As recently as 2019, mining’s digital transformation was said to be in its early stages. A research report series published by a leading mining corporate finance and technology investment firm suggested pre-COVID the shift was “accelerating”.
The reasons put forward were predictable enough: profit and people (safety).
Post-COVID and a period that induced an almost manic build-up in the world’s focus on workplaces, energy and decarbonisation, the drivers are multiplying.
Deloitte said in its Tracking the Trends 2022 report a link between digital transformation in addressing decarbonisation targets and creating a more attractive industry for younger generations was “clear”.

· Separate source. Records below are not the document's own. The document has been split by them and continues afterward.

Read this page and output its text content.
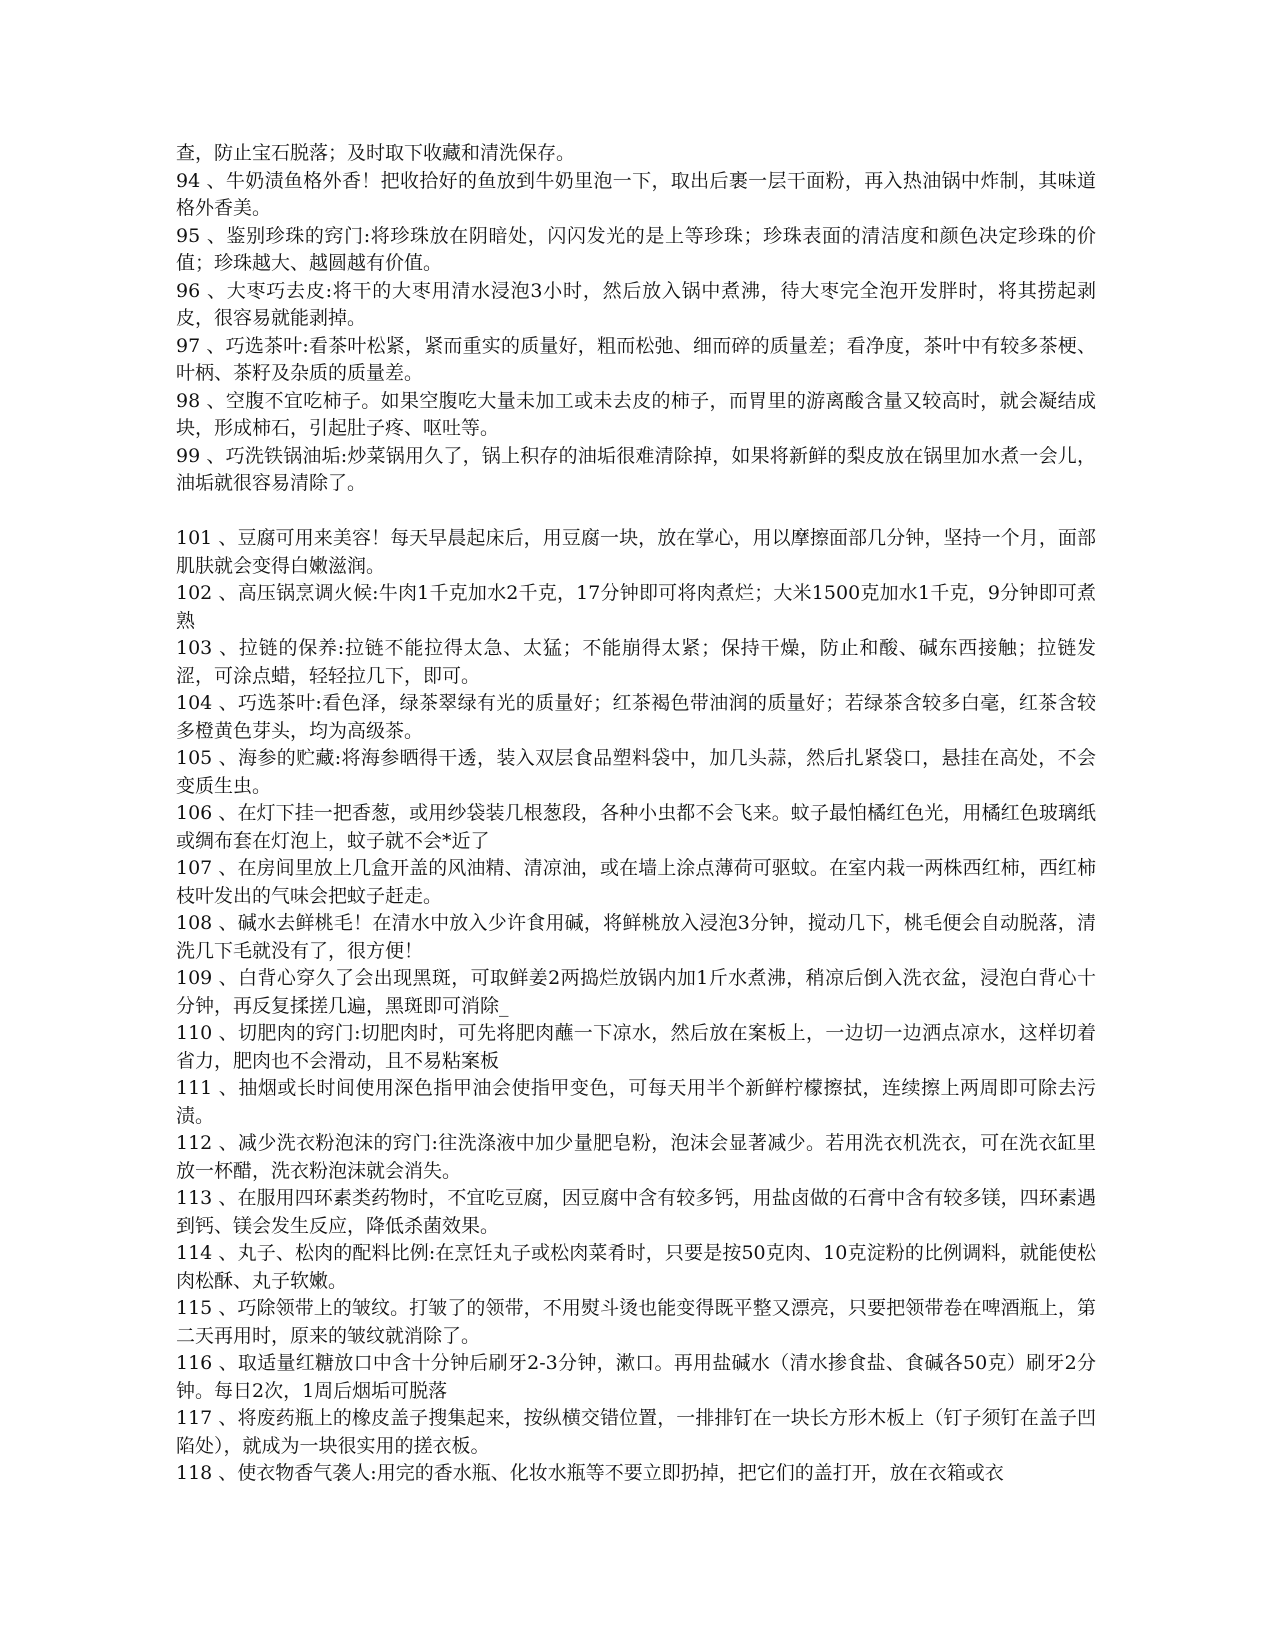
查，防止宝石脱落；及时取下收藏和清洗保存。

94 、牛奶渍鱼格外香！把收拾好的鱼放到牛奶里泡一下，取出后裹一层干面粉，再入热油锅中炸制，其味道格外香美。

95 、鉴别珍珠的窍门:将珍珠放在阴暗处，闪闪发光的是上等珍珠；珍珠表面的清洁度和颜色决定珍珠的价值；珍珠越大、越圆越有价值。

96 、大枣巧去皮:将干的大枣用清水浸泡3小时，然后放入锅中煮沸，待大枣完全泡开发胖时，将其捞起剥皮，很容易就能剥掉。

97 、巧选茶叶:看茶叶松紧，紧而重实的质量好，粗而松弛、细而碎的质量差；看净度，茶叶中有较多茶梗、叶柄、茶籽及杂质的质量差。

98 、空腹不宜吃柿子。如果空腹吃大量未加工或未去皮的柿子，而胃里的游离酸含量又较高时，就会凝结成块，形成柿石，引起肚子疼、呕吐等。

99 、巧洗铁锅油垢:炒菜锅用久了，锅上积存的油垢很难清除掉，如果将新鲜的梨皮放在锅里加水煮一会儿，油垢就很容易清除了。

101 、豆腐可用来美容！每天早晨起床后，用豆腐一块，放在掌心，用以摩擦面部几分钟，坚持一个月，面部肌肤就会变得白嫩滋润。

102 、高压锅烹调火候:牛肉1千克加水2千克，17分钟即可将肉煮烂；大米1500克加水1千克，9分钟即可煮熟

103 、拉链的保养:拉链不能拉得太急、太猛；不能崩得太紧；保持干燥，防止和酸、碱东西接触；拉链发涩，可涂点蜡，轻轻拉几下，即可。

104 、巧选茶叶:看色泽，绿茶翠绿有光的质量好；红茶褐色带油润的质量好；若绿茶含较多白毫，红茶含较多橙黄色芽头，均为高级茶。

105 、海参的贮藏:将海参晒得干透，装入双层食品塑料袋中，加几头蒜，然后扎紧袋口，悬挂在高处，不会变质生虫。

106 、在灯下挂一把香葱，或用纱袋装几根葱段，各种小虫都不会飞来。蚊子最怕橘红色光，用橘红色玻璃纸或绸布套在灯泡上，蚊子就不会*近了

107 、在房间里放上几盒开盖的风油精、清凉油，或在墙上涂点薄荷可驱蚊。在室内栽一两株西红柿，西红柿枝叶发出的气味会把蚊子赶走。

108 、碱水去鲜桃毛！在清水中放入少许食用碱，将鲜桃放入浸泡3分钟，搅动几下，桃毛便会自动脱落，清洗几下毛就没有了，很方便！

109 、白背心穿久了会出现黑斑，可取鲜姜2两捣烂放锅内加1斤水煮沸，稍凉后倒入洗衣盆，浸泡白背心十分钟，再反复揉搓几遍，黑斑即可消除_

110 、切肥肉的窍门:切肥肉时，可先将肥肉蘸一下凉水，然后放在案板上，一边切一边洒点凉水，这样切着省力，肥肉也不会滑动，且不易粘案板

111 、抽烟或长时间使用深色指甲油会使指甲变色，可每天用半个新鲜柠檬擦拭，连续擦上两周即可除去污渍。

112 、减少洗衣粉泡沫的窍门:往洗涤液中加少量肥皂粉，泡沫会显著减少。若用洗衣机洗衣，可在洗衣缸里放一杯醋，洗衣粉泡沫就会消失。

113 、在服用四环素类药物时，不宜吃豆腐，因豆腐中含有较多钙，用盐卤做的石膏中含有较多镁，四环素遇到钙、镁会发生反应，降低杀菌效果。

114 、丸子、松肉的配料比例:在烹饪丸子或松肉菜肴时，只要是按50克肉、10克淀粉的比例调料，就能使松肉松酥、丸子软嫩。

115 、巧除领带上的皱纹。打皱了的领带，不用熨斗烫也能变得既平整又漂亮，只要把领带卷在啤酒瓶上，第二天再用时，原来的皱纹就消除了。

116 、取适量红糖放口中含十分钟后刷牙2-3分钟，漱口。再用盐碱水（清水掺食盐、食碱各50克）刷牙2分钟。每日2次，1周后烟垢可脱落

117 、将废药瓶上的橡皮盖子搜集起来，按纵横交错位置，一排排钉在一块长方形木板上（钉子须钉在盖子凹陷处），就成为一块很实用的搓衣板。

118 、使衣物香气袭人:用完的香水瓶、化妆水瓶等不要立即扔掉，把它们的盖打开，放在衣箱或衣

Sarah Coleman, CEO of the idoba mining technology business within global services major Perenti, says while digitalisation is driving evolutionary change in mining, the “fundamental societal and market shifts around environment, social and governance (ESG) are the true drivers of revolution” in the industry.
“These fundamental shifts to ESG as a primary value driver are rapidly creating new operational realities for operating, talent attraction, knowledge management, and access to capital and financing,” Coleman says.
“As a result, mining needs a new operating construct that enables efficient, effective and proactive responses across diverse value drivers and anticipates society and the market’s persistent appetite to dive deeper into every aspect of operations to get to detailed data points and unbiased insight-led decisioning.
“This also creates a strong need for supply chain transparency and agility.
“Instead of being the disruptor, digitalisation has emerged as the solution to create a new age and holistic mining operating system oriented around shared value and transparency.”
Digitalisation can also “alleviate the gap between the supply and demand of critical minerals”, says the CEO of Cambridge, UK-based IntelliSense, Sam Bose.
“A 3-to-5% increase in metal recovery using AI applications would leverage our capacity to deliver an additional 450,000 tonnes per annum of copper worth $3.2 billion. This is equal to the Las Bambas mine’s annual production capacity in Peru, a global top-eight copper producer. Considering that the average mine takes 15 years to bring into production, improvements like this provide some air cover for an already suffocated industry.”
So, is mining’s digital transformation accelerating?